Le marché immobilier résidentiel britannique perd de sa fougue

Le prix moyen d’un bien a baissé en septembre de 0,2% selon Nationwide, qui vise une consolidation sur des niveaux élevés d’ici à la fin de l’année
Benoît Menou

Le prix moyen d’un bien résidentiel outre-Manche a accusé en septembre un repli de 0,2% par rapport au mois précédent, à 188.374 livres (242.000 euros), selon Nationwide Building Society. Une baisse faisant suite à seize mois consécutifs de hausse et ramenant la progression sur douze mois du marché à 9,4%, contre 11,0% en août.

Le deuxième plus important prêteur immobilier au Royaume-Uni souligne de fortes disparités régionales, marquées notamment par la poursuite de l’envolée du prix moyen à Londres, qui à 401.072 livres en moyenne atteint un nouveau record, 31% au-delà des sommets observés en 2007 (2% pour l’ensemble du pays).

Economiste en chef de Nationwide, Robert Gardner avance que «le rythme de croissance (des prix du marché immobilier) pourrait s’atténuer davantage encore au cours du quatrième trimestre 2014, étant donné la base de comparaison élevée à fin 2013». L’horizon pourtant «reste incertain». Si Robert Gardner a perçu «certains signes» en provenance des agents immobiliers laissant penser que «la demande pourrait commencer à se modérer», la faiblesse des taux d’intérêt et la vigueur du marché du travail «suggèrent que la demande sous-jacente devrait rester solide». Le marché pourrait donc prochainement consolider sur des niveaux élevés. Au-delà, l’économiste Howard Archer chez IHS Global Insight table sur une croissance de 5 à 6% sur 2015.

En dépit en effet d’un contexte macroéconomique local encourageant, passant par une révision à la hausse hier par l’Office des statistiques de la croissance au deuxième trimestre par rapport au précédent, à 0,9% contre 0,8% en première estimation (sur un an la croissance du PIB est confirmée à +3,2% au deuxième trimestre), les efforts des autorités britanniques pour assagir le marché immobilier semblent porter leurs fruits.

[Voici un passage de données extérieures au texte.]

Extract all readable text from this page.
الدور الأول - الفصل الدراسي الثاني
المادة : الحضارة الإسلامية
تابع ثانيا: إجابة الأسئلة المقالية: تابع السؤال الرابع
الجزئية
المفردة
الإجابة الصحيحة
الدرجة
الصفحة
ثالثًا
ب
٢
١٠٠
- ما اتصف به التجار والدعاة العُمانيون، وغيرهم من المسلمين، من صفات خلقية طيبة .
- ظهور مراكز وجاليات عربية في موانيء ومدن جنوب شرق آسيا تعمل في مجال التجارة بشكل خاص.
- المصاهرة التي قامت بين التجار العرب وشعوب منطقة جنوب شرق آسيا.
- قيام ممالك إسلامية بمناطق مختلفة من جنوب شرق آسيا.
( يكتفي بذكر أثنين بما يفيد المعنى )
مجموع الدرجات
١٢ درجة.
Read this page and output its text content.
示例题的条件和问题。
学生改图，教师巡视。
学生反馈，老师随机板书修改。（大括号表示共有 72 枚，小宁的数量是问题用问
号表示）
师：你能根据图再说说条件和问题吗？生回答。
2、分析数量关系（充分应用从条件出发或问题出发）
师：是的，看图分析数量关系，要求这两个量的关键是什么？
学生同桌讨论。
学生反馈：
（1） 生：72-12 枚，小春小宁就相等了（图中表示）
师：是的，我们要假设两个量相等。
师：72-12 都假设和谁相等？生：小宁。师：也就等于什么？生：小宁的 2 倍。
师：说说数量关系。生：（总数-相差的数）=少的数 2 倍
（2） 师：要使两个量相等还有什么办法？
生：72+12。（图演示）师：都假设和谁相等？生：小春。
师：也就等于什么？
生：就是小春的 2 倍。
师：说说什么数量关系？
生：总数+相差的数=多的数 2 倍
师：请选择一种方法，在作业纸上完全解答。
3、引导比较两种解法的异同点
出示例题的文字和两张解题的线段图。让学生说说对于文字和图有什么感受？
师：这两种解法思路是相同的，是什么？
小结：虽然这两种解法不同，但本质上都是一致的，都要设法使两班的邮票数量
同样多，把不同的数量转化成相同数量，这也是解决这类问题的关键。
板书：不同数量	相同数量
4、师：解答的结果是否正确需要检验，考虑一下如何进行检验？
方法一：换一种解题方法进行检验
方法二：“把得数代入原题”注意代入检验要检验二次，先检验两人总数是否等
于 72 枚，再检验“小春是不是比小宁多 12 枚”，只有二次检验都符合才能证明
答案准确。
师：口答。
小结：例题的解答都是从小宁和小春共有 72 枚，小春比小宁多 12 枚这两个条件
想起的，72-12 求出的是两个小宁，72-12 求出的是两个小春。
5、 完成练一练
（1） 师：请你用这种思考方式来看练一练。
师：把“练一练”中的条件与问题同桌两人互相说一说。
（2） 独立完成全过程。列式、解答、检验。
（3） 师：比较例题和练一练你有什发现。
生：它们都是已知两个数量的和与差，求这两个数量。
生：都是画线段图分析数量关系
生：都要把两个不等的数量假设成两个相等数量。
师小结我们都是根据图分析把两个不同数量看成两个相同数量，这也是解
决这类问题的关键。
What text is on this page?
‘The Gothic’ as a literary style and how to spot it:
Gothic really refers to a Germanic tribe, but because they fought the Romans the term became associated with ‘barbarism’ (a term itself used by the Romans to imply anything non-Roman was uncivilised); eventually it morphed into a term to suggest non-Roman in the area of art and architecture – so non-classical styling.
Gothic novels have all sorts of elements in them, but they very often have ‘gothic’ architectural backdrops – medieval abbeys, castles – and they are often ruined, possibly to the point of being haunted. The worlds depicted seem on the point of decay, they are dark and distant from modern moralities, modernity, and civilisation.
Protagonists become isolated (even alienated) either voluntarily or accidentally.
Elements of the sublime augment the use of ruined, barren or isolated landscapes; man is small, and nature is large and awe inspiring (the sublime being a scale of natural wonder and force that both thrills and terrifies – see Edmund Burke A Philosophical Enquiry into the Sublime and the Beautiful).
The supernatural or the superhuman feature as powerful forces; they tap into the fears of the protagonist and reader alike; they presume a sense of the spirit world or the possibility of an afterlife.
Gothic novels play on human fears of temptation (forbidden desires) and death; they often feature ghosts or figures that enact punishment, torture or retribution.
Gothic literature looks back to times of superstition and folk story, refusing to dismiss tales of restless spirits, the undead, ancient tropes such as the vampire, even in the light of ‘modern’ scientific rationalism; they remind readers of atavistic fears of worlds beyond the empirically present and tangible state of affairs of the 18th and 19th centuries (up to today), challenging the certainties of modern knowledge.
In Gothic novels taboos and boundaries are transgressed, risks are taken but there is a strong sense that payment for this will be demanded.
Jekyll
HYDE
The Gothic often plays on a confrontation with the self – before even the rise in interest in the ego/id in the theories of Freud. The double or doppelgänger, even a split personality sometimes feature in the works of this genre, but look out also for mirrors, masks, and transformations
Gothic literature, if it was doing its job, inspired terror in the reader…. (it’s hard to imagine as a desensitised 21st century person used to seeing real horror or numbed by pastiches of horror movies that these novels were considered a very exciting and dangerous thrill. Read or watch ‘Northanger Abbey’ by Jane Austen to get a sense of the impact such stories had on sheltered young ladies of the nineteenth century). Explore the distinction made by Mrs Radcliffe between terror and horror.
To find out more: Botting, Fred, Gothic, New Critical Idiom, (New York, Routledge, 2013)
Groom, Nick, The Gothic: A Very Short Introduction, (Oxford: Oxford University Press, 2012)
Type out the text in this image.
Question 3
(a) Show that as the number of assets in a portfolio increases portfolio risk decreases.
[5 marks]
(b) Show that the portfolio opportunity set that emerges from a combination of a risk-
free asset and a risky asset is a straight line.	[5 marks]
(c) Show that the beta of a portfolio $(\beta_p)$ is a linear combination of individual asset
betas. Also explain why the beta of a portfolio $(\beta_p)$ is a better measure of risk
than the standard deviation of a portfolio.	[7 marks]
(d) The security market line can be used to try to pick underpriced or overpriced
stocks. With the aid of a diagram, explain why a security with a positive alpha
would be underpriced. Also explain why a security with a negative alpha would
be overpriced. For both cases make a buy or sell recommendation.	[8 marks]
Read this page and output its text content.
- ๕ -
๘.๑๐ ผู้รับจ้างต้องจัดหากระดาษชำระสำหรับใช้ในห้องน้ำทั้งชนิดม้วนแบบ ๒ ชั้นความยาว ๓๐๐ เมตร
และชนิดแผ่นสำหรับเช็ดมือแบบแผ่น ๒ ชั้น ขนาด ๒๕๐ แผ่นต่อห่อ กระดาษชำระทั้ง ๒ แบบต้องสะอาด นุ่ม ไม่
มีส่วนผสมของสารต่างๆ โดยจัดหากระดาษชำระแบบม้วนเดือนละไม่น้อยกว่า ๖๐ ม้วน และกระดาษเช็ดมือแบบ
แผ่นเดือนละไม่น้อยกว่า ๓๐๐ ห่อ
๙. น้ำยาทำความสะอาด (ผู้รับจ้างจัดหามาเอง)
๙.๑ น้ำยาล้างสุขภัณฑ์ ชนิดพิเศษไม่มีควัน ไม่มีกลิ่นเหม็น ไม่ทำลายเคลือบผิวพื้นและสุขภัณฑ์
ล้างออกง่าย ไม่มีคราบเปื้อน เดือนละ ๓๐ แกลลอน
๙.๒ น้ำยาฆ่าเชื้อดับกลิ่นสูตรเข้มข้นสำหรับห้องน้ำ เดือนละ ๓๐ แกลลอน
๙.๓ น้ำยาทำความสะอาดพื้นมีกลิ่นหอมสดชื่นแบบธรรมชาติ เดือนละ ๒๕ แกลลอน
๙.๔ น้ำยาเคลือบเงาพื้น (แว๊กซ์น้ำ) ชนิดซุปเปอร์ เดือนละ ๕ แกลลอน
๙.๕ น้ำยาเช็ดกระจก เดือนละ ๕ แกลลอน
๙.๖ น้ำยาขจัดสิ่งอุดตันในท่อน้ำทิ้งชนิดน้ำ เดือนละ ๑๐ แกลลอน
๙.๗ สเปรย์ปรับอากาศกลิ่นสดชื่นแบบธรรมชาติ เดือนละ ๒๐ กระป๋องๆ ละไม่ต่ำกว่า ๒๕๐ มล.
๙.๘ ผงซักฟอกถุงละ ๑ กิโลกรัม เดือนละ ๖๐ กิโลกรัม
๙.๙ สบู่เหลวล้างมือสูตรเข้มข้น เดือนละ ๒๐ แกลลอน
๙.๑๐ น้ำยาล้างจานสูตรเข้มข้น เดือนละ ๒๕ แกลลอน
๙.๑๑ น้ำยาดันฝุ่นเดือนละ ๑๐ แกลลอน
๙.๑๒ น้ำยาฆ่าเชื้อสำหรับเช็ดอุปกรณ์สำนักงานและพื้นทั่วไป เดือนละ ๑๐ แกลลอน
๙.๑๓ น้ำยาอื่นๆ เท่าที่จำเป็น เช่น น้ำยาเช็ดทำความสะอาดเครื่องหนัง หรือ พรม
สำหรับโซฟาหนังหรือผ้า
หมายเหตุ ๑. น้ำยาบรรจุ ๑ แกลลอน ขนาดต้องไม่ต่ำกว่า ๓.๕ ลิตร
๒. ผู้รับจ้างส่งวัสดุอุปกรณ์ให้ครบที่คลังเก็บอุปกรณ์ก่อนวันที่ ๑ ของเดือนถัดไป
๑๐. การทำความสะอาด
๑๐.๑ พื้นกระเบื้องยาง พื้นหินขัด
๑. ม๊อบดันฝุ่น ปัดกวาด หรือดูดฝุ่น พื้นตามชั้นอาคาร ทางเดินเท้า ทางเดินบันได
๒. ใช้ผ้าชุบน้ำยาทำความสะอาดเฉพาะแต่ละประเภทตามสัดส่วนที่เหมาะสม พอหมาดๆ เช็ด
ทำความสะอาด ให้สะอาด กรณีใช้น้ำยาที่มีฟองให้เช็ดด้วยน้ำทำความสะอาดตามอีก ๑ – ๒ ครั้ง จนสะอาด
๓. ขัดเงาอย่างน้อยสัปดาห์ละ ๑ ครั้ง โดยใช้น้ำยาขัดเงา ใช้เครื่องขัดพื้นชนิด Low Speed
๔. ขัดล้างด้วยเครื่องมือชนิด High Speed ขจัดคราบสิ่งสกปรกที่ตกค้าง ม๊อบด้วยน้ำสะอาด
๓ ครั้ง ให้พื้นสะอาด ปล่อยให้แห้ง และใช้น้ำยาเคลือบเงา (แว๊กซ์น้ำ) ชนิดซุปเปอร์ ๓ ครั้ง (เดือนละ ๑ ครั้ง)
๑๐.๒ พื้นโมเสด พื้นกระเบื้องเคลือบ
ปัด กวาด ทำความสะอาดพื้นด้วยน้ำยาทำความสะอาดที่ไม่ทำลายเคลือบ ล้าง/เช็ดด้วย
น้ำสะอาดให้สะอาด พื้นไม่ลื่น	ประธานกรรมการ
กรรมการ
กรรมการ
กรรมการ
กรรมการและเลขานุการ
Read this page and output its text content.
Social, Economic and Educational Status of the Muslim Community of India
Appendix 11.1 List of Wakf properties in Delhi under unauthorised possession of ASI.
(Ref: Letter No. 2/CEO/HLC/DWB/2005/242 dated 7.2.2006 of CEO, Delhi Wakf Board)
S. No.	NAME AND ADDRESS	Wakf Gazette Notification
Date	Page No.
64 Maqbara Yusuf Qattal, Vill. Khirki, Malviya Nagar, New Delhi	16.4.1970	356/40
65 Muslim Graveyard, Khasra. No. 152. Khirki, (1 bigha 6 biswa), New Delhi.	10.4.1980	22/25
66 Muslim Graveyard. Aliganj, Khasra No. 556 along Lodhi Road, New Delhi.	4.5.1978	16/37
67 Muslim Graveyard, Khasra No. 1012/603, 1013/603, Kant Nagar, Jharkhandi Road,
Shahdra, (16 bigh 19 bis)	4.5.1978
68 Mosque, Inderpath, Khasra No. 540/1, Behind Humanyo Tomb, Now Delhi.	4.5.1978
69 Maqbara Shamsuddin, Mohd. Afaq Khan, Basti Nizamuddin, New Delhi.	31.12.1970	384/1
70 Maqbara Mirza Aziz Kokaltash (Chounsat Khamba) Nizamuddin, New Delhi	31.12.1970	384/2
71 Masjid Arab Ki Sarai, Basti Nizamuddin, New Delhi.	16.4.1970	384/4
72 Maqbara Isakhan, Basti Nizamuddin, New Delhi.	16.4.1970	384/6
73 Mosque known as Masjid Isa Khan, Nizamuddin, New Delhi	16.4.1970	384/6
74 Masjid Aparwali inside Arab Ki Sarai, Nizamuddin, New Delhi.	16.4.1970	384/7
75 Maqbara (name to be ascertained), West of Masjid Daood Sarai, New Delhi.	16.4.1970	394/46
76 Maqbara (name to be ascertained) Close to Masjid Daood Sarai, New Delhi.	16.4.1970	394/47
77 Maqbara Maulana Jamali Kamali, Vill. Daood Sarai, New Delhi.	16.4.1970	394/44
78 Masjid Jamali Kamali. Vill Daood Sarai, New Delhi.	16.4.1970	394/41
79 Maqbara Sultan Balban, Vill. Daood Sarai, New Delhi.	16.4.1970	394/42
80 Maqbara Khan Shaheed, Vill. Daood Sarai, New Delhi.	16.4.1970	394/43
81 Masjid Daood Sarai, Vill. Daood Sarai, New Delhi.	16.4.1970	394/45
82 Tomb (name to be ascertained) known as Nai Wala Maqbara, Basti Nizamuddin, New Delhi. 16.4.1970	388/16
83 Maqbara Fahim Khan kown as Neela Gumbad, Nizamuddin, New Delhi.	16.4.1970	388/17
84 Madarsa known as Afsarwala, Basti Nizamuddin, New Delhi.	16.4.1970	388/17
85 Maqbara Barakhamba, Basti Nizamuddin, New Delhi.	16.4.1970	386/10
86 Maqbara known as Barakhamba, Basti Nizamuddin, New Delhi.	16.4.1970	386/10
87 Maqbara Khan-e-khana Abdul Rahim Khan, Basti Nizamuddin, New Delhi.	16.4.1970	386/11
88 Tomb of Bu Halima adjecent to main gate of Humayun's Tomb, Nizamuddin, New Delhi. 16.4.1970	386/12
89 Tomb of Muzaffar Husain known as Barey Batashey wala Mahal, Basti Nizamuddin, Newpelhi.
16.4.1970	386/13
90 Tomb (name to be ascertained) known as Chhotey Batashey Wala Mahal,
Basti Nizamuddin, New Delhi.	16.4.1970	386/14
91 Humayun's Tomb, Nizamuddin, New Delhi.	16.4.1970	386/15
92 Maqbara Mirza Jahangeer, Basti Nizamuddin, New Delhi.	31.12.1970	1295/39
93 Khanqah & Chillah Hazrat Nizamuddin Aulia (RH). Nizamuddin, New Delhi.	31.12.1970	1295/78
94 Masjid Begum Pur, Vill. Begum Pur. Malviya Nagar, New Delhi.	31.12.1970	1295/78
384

Alors que le gouverneur de la Banque d’Angleterre, Mark Carney, a indiqué que le marché faisait peser un risque potentiel sur la reprise économique, la BoE a avant l’été imposé aux banques des critères plus stricts pour l’octroi des prêts. La banque centrale a annoncé lundi un recul plus important que prévu du nombre de crédits hypothécaires en août, à 64.212 contre 66.100 en juillet. Son comité de politique financière pourrait bien annoncer aujourd’hui une nouvelle salve de mesures prudentielles, ce qui serait «positif pour la stabilité financière à long terme» selon la recherche de RBS.